I have done quite a bit of successful fundraising over the years, and founders frequently ask my advice about it. Few first-time founders believe me, but raising funds is by far the easiest part of growing a start-up.
Recently a plethora of seminars and courses have popped up offering to train founders in how to pitch their ideas to investors. While practice is certainly a good thing, focusing on the pitch can be a distraction. Some of the advice given in these seminars is ridiculously detailed and covers things like the correct number of people to bring to the meetings, which other companies to mention, what colors are most effective in the presentation slides, and even the best day of the week on which to pitch.
Over-thinking the pitch to that extent is distracting nonsense at best and harmful at worst.
Good VCs have heard thousands of pitches, and they pride themselves on being able to “see though” the pitch to evaluate the team’s actual chance of success.
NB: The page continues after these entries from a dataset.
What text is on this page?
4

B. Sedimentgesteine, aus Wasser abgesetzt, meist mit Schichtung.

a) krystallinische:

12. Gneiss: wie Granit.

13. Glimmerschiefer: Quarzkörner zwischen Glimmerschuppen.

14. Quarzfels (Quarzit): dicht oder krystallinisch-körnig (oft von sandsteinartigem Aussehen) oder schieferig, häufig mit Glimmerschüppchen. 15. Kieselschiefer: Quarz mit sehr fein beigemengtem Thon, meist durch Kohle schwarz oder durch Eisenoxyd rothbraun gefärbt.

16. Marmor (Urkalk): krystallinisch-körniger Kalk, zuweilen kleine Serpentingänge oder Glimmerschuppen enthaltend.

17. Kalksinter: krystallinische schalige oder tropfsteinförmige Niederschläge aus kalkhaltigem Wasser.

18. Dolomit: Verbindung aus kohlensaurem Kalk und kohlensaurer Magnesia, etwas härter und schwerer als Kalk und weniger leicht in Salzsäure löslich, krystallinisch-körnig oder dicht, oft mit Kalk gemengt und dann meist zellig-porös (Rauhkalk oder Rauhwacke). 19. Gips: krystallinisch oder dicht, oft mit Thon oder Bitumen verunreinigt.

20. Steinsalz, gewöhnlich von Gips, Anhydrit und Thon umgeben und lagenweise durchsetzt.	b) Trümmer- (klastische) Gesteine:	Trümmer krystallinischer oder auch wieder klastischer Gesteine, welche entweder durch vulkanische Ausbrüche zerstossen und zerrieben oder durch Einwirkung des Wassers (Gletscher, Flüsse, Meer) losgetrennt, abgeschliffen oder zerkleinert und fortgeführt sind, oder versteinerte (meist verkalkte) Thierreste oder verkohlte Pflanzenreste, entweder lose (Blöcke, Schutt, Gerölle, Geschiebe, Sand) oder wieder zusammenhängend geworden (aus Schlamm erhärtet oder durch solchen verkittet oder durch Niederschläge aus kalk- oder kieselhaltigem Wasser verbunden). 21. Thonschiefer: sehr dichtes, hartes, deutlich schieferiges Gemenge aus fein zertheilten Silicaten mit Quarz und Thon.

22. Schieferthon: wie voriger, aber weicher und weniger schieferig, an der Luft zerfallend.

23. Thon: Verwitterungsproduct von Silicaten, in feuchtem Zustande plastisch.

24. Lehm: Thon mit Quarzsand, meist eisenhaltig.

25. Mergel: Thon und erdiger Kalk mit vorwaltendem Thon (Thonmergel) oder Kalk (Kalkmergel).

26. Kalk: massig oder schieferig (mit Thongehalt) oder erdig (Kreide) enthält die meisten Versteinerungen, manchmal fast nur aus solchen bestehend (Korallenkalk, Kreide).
They far more experience at this kind of evaluation than both you and the people offering to teach you how to pitch for a fee.
Investors will not be swayed by the color of your powerpoint slides.
By all means attend one of the many free events that offer a chance to practice you pitch before meeting investors, but don’t over-analyse it. Focus on growing your business. Being able to tell a VC that you have a growing number of paying customers, has far more impact than a well-polished pitch.